I see you have constructed a new lightsaber
Those first models were made from PVC material. Eventually, the Johnsons strived to perfect their model even further and switched to crafting with metal.
The only problem was the lightsaber still didn’t make its iconic buzzing sound when it was lit — a problem they set out to fix.
The struggle at the time was that no soundboard chips could fit inside a realistically sized lightsaber hilt. Their solution? They commissioned a custom one to be made, reaching out to a fellow lightsaber hobbyist they had met who lived in France.
“So we had a conversation,” Deana said. “I said, ‘Look, I know you make soundboards, but your soundboards are too big, We need something about this size.’ We gave them all of our specifications, everything.”
Alan said their motivation for taking steps to perfect their product is a desire to seize upon childhood memories.
“We all wanted the toys we couldn’t have as kids,” he said.
Deana said it’s about making the fantasy of a lightsaber as real as possible.
“The experience now and what we can provide is so close to what’s in the movie, other than having a real plasma blade coming out,” Deana said. “Other than that, it’s so close that it is a really emotional experience when — when somebody who can go back to being six or seven years old, mentally, for that moment.”
“At least once a week, I have grown men crying on the phone,” she added.
The Johnsons do not exaggerate when they talk about attention to detail.
During the tour through their workshop, a pair of employees could be seen hand-weathering lightsaber hilts, creating a rugged, worn effect on their surface. Deana is quick to point out that all their weathering is done with accurate attention to where spots on the hilt would actually be worn down after being gripped over years of combat. The idea came to her after looking at swords with similar aging. Customers can order the feature, along with other customizations, for an extra fee.
In another room, employees wire and test and perfect the saber’s lighting effects. Alan takes a moment to show how the saber blade actually sparks and crackles when dragged along a surface, accurate to the films.
While some might call this level of detail excessive, it’s clear that Vader’s Vault has its loyalists. A huge whiteboard in the office lists a long line of pending orders, several denoted as custom-designed. The average turnaround times for a saber can be 26 to 32 weeks.
‘A LIGHT’ IN DARK TIMES
Remarkably, Alan said that while other businesses have suffered during the pandemic, their orders have increased since it began.
“People are home with a lot of time on their hands and they’re like, ‘I need a light,’” he said.
The Johnsons say they’ve received incredible tokens of appreciation since going into business.

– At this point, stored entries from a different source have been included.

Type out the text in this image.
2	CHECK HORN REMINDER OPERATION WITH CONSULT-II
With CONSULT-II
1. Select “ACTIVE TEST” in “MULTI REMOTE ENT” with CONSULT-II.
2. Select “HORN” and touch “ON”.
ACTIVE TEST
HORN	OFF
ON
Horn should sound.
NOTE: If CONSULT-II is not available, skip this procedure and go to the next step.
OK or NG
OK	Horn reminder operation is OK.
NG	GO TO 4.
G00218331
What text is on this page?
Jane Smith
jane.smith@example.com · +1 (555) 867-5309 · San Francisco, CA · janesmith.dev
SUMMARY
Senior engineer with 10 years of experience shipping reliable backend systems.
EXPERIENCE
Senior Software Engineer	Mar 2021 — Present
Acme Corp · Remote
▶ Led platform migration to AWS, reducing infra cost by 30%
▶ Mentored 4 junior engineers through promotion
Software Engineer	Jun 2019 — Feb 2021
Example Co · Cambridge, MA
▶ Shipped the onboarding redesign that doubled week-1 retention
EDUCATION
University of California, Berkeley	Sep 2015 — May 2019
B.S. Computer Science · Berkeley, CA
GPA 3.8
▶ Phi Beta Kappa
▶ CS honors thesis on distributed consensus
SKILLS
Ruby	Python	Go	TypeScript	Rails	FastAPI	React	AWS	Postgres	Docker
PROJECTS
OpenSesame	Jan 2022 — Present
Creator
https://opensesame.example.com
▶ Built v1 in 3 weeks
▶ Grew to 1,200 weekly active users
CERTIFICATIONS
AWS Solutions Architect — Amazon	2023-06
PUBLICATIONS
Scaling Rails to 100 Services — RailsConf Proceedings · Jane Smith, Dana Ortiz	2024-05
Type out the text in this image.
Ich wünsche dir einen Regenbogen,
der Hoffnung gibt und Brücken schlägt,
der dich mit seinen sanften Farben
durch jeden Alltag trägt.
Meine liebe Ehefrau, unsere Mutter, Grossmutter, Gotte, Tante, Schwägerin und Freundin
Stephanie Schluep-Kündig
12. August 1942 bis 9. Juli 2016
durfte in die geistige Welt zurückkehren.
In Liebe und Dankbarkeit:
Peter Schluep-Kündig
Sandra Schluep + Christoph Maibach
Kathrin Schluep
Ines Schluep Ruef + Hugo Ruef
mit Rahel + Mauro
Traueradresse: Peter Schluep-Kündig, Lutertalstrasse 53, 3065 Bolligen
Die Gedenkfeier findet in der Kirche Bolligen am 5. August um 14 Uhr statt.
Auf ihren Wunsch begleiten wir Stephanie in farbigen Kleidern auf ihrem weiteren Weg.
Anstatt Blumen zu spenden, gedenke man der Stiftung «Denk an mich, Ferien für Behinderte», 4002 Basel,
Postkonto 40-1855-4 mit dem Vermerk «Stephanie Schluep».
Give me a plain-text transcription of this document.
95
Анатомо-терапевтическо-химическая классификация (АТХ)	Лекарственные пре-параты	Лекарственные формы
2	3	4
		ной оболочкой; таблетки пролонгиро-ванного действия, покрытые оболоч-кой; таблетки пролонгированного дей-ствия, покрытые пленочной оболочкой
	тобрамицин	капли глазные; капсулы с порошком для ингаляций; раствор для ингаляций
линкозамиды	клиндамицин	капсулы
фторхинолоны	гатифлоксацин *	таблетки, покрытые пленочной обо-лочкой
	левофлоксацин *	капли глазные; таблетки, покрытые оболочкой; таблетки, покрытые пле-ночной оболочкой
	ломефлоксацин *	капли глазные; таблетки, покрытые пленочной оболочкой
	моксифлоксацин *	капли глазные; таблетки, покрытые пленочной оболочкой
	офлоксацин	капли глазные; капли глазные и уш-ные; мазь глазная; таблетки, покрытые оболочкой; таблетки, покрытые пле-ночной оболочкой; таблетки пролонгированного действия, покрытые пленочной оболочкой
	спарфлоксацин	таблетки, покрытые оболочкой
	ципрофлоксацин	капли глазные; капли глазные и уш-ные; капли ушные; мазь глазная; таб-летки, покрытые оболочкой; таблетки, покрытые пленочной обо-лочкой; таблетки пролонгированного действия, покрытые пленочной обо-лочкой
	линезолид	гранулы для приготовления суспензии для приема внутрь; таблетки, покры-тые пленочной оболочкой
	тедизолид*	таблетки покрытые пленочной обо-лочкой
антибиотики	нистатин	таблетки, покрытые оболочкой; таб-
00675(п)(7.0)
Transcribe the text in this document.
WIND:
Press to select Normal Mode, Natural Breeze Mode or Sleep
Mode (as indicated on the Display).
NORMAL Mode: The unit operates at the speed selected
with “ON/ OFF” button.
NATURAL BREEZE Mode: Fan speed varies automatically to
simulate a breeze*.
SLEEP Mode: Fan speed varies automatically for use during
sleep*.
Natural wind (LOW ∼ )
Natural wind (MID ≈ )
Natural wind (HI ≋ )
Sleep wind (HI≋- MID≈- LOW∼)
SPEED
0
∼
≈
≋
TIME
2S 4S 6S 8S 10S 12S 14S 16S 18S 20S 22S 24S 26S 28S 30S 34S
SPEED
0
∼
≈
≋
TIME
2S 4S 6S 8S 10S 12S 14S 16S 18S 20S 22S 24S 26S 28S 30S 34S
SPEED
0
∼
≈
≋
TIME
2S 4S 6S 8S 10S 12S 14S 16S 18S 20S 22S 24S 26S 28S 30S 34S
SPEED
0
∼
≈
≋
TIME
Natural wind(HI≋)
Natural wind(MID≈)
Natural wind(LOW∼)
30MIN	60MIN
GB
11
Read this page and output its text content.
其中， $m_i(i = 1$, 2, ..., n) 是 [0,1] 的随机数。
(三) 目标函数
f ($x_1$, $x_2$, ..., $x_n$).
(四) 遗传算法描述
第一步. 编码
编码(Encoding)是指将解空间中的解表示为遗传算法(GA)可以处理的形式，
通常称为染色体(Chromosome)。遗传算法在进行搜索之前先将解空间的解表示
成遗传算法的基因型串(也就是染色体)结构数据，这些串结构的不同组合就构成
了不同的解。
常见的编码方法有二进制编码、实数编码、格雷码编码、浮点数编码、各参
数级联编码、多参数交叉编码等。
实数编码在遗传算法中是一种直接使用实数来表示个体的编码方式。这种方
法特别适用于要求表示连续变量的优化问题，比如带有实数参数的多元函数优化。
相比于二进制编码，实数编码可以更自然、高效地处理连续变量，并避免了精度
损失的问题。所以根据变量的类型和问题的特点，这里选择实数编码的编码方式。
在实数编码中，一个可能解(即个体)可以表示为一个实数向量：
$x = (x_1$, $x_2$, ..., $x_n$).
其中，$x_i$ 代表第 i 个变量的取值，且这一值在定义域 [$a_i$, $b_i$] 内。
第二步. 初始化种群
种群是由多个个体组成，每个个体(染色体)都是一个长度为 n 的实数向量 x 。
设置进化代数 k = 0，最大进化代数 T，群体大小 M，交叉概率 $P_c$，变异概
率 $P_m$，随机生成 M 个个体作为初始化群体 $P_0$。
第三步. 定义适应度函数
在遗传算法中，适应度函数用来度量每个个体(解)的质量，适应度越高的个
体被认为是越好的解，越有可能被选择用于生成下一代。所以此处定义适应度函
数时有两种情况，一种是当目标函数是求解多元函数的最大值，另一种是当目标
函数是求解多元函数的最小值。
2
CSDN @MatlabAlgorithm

“We get letters from people, from adults,” Alan said. “We get letters from kids. We get people who send us baked goods.”
Deana said one veteran was so moved by his lightsaber, he went an extra step.
“He sent us his flag and his personal challenge coin,” she said.
And for some kids, their sabers have been a piece of fantasy in an otherwise trying time.
“We don’t advertise it a lot, but we do a lot of charity: We’re oftentimes working with terminally ill children, and that’s difficult,” Deana said, her voice wavering a little. “I remember one little boy about four or five years ago; he was buried with his saber.”
“He loved it so much,” Alan added. “And that for us, that’s — that’s why we do this.”
When asked why Star Wars means so much to them, they both hesitated at what felt like a giant question.
“I mean, it is a community,” Alan said. “Yeah.”
“Star Wars is so huge and so varied and so global that you can find belonging and involvement at every stage,” Deana said.
Walking through the warehouse full of sabers and hilts, it would be easy convince yourself that the small shop in Cumming was instead located in a rugged back alley of desert planet Tatooine, or deep in the trees of the forest moon of Endor. The shop does carry with it a sense of two fans who made their fantasy a reality, against the conventional odds.
“It was a massive leap of faith,” Deana said, then smiled, taking a pause. “I guess we had the Force on our side.”